Prosperity In Ireland

WSJ.com – Ireland Shows ‘New Europe’ The Way
Another issue of interest lately, on this blog anyway, is the EU and how it will perform economically. When the draft of the EU constitution was released several months ago I nearly wretched as I read through. It seems focused more on positive rights — in other words, maintaining their welfare states — than the protection of liberty and establishing uniform rules of commerce. Maybe it was buried in there somewhere.

They could learn a lot from Ireland, whose economy has been cooking with gas for several years now. Low taxes, low fiscal burden and flexible labor markets. The very antithesis of France and Germany.

Microeconomic reforms instituted at the beginning of the boom period also played a role. Telecommunications deregulation allowed new industries, ranging from software development to customer support and data-related services, to emerge. Liberalization of air access routes more than doubled tourism-related employment. The small struggling airline that the liberalization favored is today’s Ryanair! Such microeconomic and public-administration reforms in the 1990s, though less far-reaching, also helped Greece to qualify for the euro.

The key to the successful use of EU regional aid in Ireland lies in the fact that the aid expenditures were integrated into the country’s overall development strategy. Portugal has converged on the strength of low-tech domestic industry, though it remains dangerously exposed due to its continuing educational deficit. Economic development in Finland, another peripheral EU economy, has been based on domestic high-tech industry.

Ireland’s development strategy until now has been geared towards attracting increasingly high-tech FDI. The Single Market proved a boon to the economy as it reduced the leverage that larger EU countries had over the location decisions of foreign firms. Besides using the structural funds, as elsewhere, to develop the economy’s physical infrastructure, they were also used to ensure a ready supply of the kinds of skilled labor that high-tech multinationals crave. Low corporation tax rates alone are not sufficient to successfully attract foreign investors.

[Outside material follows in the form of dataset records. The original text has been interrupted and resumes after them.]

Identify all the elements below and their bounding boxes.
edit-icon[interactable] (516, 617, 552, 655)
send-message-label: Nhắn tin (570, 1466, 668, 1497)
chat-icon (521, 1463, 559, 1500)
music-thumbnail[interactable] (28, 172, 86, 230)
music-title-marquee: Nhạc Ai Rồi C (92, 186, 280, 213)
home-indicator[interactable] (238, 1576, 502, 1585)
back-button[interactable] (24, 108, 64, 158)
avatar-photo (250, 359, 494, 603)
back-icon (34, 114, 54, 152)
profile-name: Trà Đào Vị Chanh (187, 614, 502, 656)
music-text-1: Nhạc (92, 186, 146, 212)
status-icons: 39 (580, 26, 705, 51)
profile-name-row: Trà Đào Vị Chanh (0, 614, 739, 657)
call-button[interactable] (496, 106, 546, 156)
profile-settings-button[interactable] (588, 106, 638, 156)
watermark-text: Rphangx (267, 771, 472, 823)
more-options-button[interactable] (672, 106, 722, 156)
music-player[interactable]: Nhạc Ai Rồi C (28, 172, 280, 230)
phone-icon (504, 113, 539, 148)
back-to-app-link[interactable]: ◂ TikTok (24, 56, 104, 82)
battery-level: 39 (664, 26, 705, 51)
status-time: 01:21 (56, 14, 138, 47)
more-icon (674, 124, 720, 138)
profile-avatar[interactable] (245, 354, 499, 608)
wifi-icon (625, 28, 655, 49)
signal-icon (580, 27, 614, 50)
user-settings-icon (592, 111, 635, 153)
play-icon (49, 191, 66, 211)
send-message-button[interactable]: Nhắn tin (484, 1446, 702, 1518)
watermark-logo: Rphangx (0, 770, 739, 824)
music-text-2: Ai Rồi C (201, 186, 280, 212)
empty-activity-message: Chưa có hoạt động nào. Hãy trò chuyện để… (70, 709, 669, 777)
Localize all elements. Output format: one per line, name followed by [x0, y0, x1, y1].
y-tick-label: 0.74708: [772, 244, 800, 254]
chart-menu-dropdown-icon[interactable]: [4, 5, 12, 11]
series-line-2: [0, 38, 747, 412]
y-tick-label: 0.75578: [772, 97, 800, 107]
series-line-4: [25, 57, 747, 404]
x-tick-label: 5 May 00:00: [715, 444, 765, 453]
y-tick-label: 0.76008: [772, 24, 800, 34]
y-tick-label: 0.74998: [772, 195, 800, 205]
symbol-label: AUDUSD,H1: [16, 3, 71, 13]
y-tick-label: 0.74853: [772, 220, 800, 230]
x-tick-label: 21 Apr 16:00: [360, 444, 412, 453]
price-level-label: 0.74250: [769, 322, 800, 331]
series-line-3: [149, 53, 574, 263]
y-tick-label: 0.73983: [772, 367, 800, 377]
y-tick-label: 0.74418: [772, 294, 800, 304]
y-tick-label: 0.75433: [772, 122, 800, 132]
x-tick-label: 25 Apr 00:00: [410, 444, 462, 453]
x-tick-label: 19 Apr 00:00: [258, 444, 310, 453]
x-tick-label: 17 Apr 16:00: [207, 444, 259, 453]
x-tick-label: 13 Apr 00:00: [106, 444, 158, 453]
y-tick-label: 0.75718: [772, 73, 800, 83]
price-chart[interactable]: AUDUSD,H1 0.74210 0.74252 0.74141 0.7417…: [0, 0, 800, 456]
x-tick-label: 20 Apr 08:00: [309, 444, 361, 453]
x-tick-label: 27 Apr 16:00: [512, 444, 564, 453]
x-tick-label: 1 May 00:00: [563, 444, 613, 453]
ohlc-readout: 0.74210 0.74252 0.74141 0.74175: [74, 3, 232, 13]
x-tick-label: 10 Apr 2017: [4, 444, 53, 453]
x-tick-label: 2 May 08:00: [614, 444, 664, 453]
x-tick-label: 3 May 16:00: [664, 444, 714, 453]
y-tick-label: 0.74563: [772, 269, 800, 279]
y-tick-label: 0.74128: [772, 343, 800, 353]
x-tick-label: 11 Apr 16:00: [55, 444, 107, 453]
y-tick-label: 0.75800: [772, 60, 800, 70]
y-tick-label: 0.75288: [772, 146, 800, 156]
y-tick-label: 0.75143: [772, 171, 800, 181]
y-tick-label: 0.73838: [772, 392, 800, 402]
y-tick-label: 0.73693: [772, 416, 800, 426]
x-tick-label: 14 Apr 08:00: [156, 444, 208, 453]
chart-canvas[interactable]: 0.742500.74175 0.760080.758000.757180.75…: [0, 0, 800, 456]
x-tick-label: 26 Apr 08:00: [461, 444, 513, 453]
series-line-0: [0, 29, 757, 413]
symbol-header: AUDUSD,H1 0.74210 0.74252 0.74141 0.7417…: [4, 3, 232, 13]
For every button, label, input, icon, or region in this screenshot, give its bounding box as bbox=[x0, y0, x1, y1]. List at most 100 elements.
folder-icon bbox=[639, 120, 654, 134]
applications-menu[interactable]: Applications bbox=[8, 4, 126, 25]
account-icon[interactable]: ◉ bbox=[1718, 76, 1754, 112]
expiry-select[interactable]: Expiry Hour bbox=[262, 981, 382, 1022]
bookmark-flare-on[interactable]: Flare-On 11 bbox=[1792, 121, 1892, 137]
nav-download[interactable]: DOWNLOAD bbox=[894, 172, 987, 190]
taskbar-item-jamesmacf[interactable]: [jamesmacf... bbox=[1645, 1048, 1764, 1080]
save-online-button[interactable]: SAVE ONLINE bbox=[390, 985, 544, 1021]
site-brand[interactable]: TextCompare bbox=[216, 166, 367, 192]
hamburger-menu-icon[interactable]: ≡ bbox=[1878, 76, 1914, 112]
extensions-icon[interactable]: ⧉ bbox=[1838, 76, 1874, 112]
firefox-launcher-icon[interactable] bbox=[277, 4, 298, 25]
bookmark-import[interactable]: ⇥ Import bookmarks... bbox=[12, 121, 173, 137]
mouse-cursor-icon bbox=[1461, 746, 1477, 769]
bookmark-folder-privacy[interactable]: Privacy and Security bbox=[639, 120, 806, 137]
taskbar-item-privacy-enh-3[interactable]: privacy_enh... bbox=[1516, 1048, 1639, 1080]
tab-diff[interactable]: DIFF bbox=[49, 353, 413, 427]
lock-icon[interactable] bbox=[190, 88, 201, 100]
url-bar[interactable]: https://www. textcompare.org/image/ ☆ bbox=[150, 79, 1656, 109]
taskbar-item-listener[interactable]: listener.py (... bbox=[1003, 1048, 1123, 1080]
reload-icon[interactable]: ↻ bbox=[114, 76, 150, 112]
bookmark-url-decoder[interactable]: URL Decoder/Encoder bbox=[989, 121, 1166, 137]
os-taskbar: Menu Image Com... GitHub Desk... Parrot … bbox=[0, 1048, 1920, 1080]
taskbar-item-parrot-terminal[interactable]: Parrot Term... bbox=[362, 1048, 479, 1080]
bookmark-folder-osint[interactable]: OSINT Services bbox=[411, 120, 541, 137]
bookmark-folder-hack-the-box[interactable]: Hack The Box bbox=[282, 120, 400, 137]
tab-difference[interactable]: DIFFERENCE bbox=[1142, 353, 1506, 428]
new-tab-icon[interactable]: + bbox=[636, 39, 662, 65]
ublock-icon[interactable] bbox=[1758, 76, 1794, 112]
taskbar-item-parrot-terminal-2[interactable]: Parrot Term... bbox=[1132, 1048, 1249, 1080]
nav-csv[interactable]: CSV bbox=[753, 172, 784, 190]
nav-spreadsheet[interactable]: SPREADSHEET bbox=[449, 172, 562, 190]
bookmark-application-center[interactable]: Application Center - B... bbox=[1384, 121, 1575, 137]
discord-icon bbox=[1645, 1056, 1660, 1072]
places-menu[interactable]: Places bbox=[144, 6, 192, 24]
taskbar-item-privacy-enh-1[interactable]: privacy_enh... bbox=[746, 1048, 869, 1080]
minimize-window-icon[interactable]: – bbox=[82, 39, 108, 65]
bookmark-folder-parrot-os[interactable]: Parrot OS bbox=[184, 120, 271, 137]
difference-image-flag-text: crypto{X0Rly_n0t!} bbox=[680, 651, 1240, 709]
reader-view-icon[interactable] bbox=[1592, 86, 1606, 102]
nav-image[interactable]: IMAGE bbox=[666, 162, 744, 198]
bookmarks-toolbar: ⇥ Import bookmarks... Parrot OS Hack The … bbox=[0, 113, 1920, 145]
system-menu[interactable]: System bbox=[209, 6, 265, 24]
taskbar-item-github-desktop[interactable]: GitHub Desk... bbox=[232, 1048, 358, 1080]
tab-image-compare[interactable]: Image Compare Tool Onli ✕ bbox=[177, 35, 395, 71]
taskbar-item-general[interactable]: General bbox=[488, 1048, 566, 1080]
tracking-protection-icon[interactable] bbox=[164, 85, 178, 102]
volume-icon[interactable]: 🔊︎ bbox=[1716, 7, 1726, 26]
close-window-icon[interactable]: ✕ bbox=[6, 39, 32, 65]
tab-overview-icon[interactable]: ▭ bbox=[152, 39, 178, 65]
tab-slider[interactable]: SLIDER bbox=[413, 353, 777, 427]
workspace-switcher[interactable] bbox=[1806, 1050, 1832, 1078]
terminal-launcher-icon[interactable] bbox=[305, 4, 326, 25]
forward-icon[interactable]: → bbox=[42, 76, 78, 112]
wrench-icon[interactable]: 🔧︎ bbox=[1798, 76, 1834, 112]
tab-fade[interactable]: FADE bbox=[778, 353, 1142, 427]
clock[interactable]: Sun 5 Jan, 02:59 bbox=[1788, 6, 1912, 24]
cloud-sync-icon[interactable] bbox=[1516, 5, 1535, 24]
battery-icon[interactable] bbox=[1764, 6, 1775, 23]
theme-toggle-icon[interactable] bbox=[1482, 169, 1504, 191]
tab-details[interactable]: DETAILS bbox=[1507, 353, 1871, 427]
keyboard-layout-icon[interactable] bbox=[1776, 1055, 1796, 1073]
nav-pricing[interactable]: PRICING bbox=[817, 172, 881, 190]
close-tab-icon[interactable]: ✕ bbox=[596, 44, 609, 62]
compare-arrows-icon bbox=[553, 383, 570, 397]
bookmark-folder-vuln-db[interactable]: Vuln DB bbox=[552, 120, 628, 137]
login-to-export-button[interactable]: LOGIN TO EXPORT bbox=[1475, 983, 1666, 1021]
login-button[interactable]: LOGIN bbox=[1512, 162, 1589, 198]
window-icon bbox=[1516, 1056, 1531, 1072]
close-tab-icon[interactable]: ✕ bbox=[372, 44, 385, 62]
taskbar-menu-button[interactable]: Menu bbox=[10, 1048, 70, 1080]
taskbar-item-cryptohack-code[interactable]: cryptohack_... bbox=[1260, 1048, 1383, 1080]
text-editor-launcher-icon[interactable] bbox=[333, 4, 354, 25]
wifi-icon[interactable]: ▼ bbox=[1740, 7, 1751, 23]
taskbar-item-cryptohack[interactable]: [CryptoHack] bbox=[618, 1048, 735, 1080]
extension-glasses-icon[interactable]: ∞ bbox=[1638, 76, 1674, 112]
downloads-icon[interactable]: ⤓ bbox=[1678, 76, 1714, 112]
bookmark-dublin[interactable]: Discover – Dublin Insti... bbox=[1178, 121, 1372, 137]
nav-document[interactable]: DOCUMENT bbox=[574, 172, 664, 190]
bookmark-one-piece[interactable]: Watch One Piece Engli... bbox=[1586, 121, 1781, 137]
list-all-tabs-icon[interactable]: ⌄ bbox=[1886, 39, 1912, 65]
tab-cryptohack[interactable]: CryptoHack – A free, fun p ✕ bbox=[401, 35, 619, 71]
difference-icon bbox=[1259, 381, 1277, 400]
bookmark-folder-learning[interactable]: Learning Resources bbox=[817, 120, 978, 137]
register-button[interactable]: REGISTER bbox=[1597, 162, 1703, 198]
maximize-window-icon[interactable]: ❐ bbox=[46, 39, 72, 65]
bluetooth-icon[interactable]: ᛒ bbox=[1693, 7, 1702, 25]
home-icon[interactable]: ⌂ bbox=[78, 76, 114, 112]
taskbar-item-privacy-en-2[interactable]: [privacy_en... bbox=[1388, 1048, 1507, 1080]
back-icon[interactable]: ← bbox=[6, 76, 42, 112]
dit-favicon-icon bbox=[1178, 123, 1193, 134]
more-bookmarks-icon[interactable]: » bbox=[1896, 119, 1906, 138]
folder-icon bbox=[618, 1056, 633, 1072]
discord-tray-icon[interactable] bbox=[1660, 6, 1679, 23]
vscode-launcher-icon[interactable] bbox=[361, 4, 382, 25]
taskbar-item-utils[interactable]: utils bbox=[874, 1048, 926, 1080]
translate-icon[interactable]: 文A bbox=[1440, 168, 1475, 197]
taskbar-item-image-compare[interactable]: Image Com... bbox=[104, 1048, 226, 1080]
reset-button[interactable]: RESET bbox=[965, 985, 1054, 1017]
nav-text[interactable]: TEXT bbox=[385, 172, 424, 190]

Aside from its low corporation-tax strategy, Ireland’s success has been based on the kinds of economic policies that are universally agreed to be important — high levels of education, adequate physical infrastructure, labor-market flexibility, macroeconomic stability and microeconomic reform. It’s not a complicated formula. But it does take a serious political commitment to implement it.

Interestingly, Estonia will likely regress economically by joining the EU as it has been free of trade restraints for the past several years. Nevertheless, Ireland provides a way to succeed in the EU — unless it is usurped by the constitution — that new member states would do well to follow.